Topic: Dieudonné determinant

John Baez (Feb 10 2021 at 06:15):

I'm teaching a class on Lie groups where as a small side-topic I mention the determinant of a quaternionic matrix - needed to describe the group $\mathrm{SL}(n,\mathbb{H})$ . This topic is a bit of a rabbit-hole, so I tried to explain it efficiently on the nLab:

Dieudonné determinant.

By the way, if you're going to study god-given mathematical structures it's nice to be named Dieudonné.

John van de Wetering (Feb 10 2021 at 11:43):

I'm a bit confused as to why the determinant should be real-valued. What does this determinant correspond to if you restrict to the subset of complex (invertible) matrices? It can't be the regular determinant can it?

Oscar Cunningham (Feb 10 2021 at 12:35):

John Baez said:

Dieudonné showed that for $K$ a division ring, there is a group isomorphism of the form

$\alpha: GL(n,K)/[GL(n,K), GL(n,K)]\rightarrow K^\times/[K^\times, K^\times]$

where

$GL(n,K)$ is the group of $n \times n$ invertible matrices with entries in $K$ ,

$K^\times = GL(1,K)$ is the group of units of $K$ ,

and $G/[G,G]$ is the abelianization of the group $G$ .

This isn't quite true. When $K=\mathbb{F}_2$ and $n=2$ we get $GL(n,K)/[GL(n,K), GL(n,K)] = \mathbb{Z}/2\mathbb{Z}$ , but $K^\times/[K^\times, K^\times] = 1$ . Which is a great shame, since otherwise this would be a lovely way of motivating the definition of the determinant.

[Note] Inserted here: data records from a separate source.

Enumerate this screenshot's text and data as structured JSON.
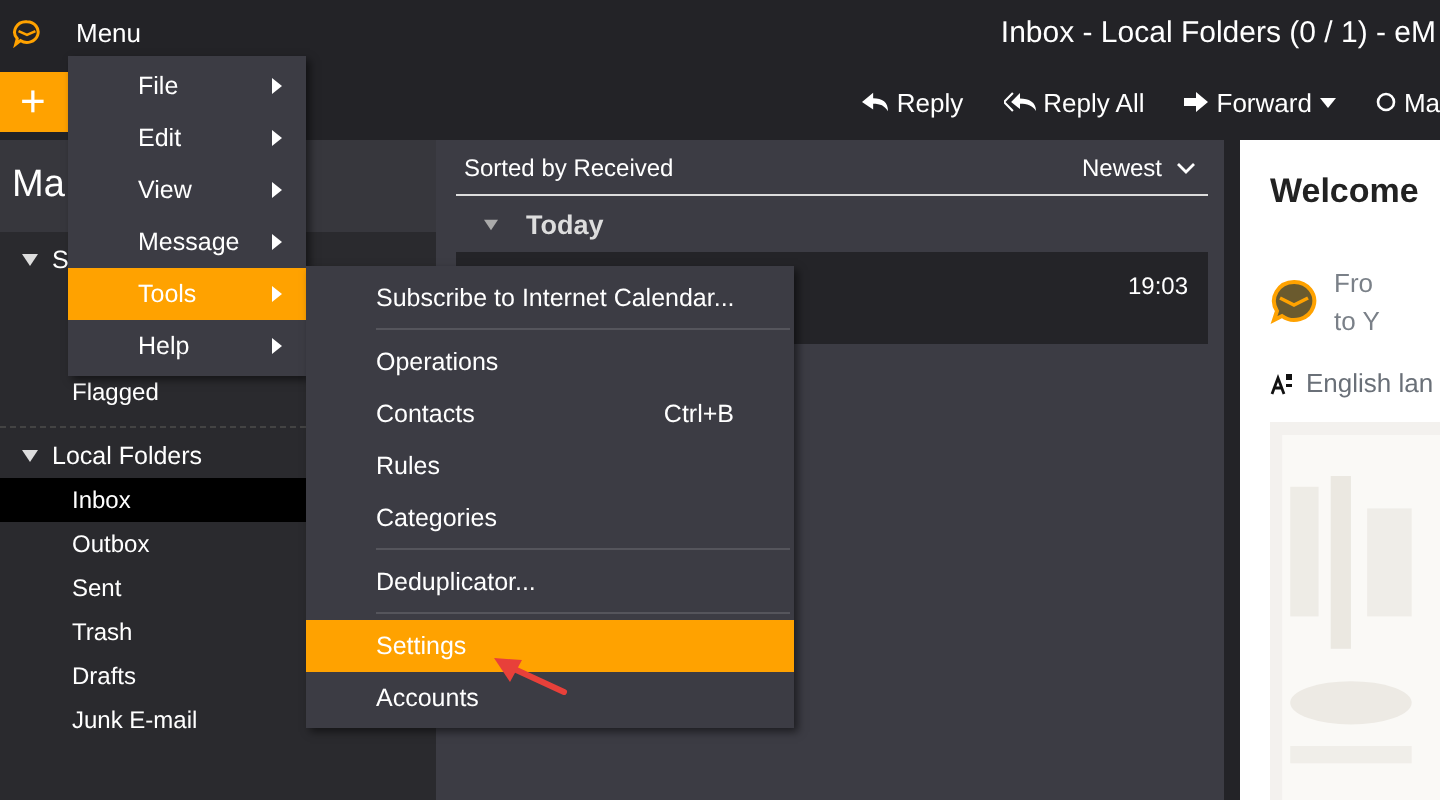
{
  "title_bar": {
    "menu_label": "Menu",
    "title": "Inbox - Local Folders (0 / 1) - eM"
  },
  "toolbar": {
    "new_button": "+",
    "actions": [
      {
        "label": "Reply",
        "kind": "reply",
        "dropdown": false
      },
      {
        "label": "Reply All",
        "kind": "reply-all",
        "dropdown": false
      },
      {
        "label": "Forward",
        "kind": "forward",
        "dropdown": true
      },
      {
        "label": "Ma",
        "kind": "mark",
        "dropdown": false
      }
    ]
  },
  "sidebar": {
    "header": "Ma",
    "groups": [
      {
        "label": "S",
        "expanded": true,
        "children": [
          {
            "label": "Flagged",
            "selected": false
          }
        ]
      },
      {
        "label": "Local Folders",
        "expanded": true,
        "children": [
          {
            "label": "Inbox",
            "selected": true
          },
          {
            "label": "Outbox",
            "selected": false
          },
          {
            "label": "Sent",
            "selected": false
          },
          {
            "label": "Trash",
            "selected": false
          },
          {
            "label": "Drafts",
            "selected": false
          },
          {
            "label": "Junk E-mail",
            "selected": false
          }
        ]
      }
    ]
  },
  "message_list": {
    "sort_label": "Sorted by Received",
    "order": "Newest",
    "groups": [
      {
        "label": "Today",
        "expanded": true,
        "messages": [
          {
            "time": "19:03",
            "selected": true
          }
        ]
      }
    ]
  },
  "preview": {
    "heading": "Welcome",
    "line_1": "Fro",
    "line_2": "to Y",
    "language": "English lan"
  },
  "menu": {
    "items": [
      {
        "label": "File",
        "selected": false,
        "has_submenu": true
      },
      {
        "label": "Edit",
        "selected": false,
        "has_submenu": true
      },
      {
        "label": "View",
        "selected": false,
        "has_submenu": true
      },
      {
        "label": "Message",
        "selected": false,
        "has_submenu": true
      },
      {
        "label": "Tools",
        "selected": true,
        "has_submenu": true
      },
      {
        "label": "Help",
        "selected": false,
        "has_submenu": true
      }
    ]
  },
  "submenu": {
    "sections": [
      [
        {
          "label": "Subscribe to Internet Calendar...",
          "selected": false
        }
      ],
      [
        {
          "label": "Operations",
          "selected": false
        },
        {
          "label": "Contacts",
          "shortcut": "Ctrl+B",
          "selected": false
        },
        {
          "label": "Rules",
          "selected": false
        },
        {
          "label": "Categories",
          "selected": false
        }
      ],
      [
        {
          "label": "Deduplicator...",
          "selected": false
        }
      ],
      [
        {
          "label": "Settings",
          "selected": true
        },
        {
          "label": "Accounts",
          "selected": false
        }
      ]
    ]
  }
}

John Baez (Feb 10 2021 at 17:15):

Oh, interesting! Thanks! I guess $\alpha$ is just a homomorphism. I think I read somewhere that it was an isomorphism. Now where was that? --- or did I just imagine it?

Todd Trimble (Feb 10 2021 at 17:16):

Well, if that's the only case, maybe other hypotheses ruled it out?

Oscar Cunningham (Feb 10 2021 at 17:21):

Right, I think $\mathbb{F}_2^2$ is the only case (although I can't find a reference for this). It's an exceptional object!
So if you made the statement refer to strictly noncommutative division algebras then it would be correct.

John Baez (Feb 10 2021 at 17:22):

By the way, how did you compute $GL(n,K)/[GL(n,K),GL(n,K)]$ in your example, or at least show it's nontrivial? One nice way might be to figure out a way to define an "enhanced determinant" in this example, taking values in $\mathbb{Z}/2\mathbb{Z}$ , and actually taking both values.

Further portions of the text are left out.